Fiber-optic monitoring coupled with confocal microscopy for imaging gene expression in vitro and in vivo.

Detection of fluorescent signals in living cells is a common and powerful technique used to monitor gene expression for multiple biomedical applications. A disadvantage of this approach in vivo, is the limited accessibility for long-term monitoring of the fluorescent signals within organs in living animals. Because of the multiple applications of gene expression monitoring through fluorescent signals, innovative methods for readout are required. We developed a strategy combining gene transfer, fiber-optic or endoscope monitoring, and confocal microscopy for the brain interstitial or cavitary endoscopic visualization of the efficacy of gene delivery and expression in vivo. The approach is also effective in vitro and can be applied to multiple organs in vivo.

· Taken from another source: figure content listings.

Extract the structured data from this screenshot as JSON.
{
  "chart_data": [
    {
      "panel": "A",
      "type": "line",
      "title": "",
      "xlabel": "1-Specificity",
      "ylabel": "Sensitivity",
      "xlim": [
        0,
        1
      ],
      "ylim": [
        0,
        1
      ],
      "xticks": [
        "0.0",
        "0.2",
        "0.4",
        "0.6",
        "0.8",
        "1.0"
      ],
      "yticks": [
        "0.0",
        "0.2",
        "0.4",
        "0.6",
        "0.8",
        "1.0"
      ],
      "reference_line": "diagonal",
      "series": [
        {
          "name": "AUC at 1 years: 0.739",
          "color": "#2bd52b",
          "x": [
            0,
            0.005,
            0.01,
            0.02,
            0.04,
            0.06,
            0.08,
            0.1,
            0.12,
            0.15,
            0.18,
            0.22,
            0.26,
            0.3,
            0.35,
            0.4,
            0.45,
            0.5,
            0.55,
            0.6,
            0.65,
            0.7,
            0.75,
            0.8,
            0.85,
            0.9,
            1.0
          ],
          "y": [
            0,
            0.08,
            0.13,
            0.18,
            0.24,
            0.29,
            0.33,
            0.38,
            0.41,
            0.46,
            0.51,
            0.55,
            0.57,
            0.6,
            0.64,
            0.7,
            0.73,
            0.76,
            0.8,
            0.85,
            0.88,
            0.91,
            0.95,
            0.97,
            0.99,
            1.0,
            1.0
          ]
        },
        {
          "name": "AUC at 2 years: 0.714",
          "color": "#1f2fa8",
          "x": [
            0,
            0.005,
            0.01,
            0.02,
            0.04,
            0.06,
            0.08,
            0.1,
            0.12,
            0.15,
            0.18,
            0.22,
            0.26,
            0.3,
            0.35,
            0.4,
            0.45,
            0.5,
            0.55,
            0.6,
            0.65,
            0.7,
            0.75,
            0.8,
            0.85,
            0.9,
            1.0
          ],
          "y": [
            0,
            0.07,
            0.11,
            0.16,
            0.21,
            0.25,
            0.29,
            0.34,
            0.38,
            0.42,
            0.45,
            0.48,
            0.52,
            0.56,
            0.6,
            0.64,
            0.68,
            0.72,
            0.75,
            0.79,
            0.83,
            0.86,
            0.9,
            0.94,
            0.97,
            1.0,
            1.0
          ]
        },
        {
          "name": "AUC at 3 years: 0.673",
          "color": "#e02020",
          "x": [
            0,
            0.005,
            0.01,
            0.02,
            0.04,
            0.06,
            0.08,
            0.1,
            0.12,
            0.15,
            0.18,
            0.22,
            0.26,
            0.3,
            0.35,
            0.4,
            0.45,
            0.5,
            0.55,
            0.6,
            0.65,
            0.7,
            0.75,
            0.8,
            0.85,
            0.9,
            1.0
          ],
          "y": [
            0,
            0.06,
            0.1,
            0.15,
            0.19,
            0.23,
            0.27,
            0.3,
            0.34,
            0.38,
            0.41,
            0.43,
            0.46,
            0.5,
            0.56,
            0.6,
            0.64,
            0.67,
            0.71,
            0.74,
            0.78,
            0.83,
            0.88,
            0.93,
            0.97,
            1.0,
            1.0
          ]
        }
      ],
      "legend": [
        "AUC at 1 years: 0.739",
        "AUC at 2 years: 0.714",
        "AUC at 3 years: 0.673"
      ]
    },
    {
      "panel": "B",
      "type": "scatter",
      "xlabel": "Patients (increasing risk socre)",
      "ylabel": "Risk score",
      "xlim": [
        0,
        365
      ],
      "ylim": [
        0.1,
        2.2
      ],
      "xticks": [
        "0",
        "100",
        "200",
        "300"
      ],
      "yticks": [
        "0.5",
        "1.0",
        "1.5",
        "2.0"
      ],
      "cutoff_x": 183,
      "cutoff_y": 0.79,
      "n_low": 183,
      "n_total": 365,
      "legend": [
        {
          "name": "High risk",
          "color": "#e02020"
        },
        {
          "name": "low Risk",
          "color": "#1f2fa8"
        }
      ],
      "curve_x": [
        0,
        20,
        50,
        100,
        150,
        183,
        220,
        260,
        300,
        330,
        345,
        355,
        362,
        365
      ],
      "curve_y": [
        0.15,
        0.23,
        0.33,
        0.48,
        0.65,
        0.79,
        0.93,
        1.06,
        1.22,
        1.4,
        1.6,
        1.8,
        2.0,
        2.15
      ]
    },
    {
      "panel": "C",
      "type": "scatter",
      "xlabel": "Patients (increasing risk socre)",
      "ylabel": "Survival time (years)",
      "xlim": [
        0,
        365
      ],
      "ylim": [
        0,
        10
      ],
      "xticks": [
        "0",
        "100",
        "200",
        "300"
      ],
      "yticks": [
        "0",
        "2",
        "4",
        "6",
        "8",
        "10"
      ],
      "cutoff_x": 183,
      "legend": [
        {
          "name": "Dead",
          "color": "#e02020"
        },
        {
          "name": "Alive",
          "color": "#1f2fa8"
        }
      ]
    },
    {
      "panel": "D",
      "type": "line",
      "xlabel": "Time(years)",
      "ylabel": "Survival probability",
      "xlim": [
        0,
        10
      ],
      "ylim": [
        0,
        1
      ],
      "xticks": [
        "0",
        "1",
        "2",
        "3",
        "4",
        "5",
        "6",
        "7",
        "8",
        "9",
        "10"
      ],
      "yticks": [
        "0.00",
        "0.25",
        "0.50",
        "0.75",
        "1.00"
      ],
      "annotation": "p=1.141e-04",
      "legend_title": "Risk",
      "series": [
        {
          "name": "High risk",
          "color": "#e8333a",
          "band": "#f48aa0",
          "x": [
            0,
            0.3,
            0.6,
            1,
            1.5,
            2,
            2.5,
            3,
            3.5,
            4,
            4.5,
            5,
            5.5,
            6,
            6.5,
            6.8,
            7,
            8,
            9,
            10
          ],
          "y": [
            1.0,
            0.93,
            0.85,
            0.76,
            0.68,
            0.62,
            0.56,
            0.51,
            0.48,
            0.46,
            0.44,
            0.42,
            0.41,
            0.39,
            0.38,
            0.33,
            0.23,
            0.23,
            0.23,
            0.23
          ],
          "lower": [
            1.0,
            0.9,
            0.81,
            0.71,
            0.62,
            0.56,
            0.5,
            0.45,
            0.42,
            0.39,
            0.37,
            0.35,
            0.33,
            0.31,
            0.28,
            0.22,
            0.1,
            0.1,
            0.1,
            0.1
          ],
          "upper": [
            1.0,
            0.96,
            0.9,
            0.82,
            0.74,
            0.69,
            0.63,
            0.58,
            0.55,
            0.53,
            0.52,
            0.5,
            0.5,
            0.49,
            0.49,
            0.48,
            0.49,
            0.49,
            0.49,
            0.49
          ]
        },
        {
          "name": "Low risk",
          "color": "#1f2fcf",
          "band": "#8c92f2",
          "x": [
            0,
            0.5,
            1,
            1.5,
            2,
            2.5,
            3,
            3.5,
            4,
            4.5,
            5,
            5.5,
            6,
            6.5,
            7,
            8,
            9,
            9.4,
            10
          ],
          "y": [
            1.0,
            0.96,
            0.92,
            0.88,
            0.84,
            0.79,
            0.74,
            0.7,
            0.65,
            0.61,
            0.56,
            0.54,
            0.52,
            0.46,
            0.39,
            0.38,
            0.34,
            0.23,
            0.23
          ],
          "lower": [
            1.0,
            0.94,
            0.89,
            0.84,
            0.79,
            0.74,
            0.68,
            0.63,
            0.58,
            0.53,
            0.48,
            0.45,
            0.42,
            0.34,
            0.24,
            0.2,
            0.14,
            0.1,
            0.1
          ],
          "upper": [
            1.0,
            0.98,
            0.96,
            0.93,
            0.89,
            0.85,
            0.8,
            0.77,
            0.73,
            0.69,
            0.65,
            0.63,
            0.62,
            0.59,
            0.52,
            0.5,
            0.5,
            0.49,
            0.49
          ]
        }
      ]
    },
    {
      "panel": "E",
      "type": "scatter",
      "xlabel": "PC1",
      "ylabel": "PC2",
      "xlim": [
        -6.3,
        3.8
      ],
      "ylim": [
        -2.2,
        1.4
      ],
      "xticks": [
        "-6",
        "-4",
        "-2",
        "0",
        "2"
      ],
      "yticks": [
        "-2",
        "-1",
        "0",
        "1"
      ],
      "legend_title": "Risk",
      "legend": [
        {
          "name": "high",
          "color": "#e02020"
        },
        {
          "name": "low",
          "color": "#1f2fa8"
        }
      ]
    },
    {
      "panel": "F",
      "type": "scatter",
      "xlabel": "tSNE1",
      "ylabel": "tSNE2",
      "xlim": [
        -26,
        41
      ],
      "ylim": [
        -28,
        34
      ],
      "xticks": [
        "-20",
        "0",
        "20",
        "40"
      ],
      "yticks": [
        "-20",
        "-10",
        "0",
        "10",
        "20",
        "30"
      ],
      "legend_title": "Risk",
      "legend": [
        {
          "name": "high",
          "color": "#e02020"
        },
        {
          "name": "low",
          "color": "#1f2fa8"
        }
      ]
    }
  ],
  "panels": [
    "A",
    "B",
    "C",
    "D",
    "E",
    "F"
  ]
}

We show an example of the detection of green fluorescent protein (GFP)-emitted fluorescence following the administration of recombinant GFP-expressing adenovirus or implantation of rat C6 glioblastoma cells infected with the recombinant GFP adenovirus into the rat hippocampus of chronically cannulated rats. The results show that fiber-optic monitoring coupled with confocal microscopy in gene transfer studies is a practical approach that results in a direct, efficient, rapid, and sensitive visualization of fluorescent signals in the brain. This allows for the continuous real-time in vitro or in vivo brain monitoring of gene expression, accurate anatomical localization, multiple experimental manipulations in the same subject or preparation, while no sacrifice of the animal is required to monitor the efficacy of gene transfer and/or expression.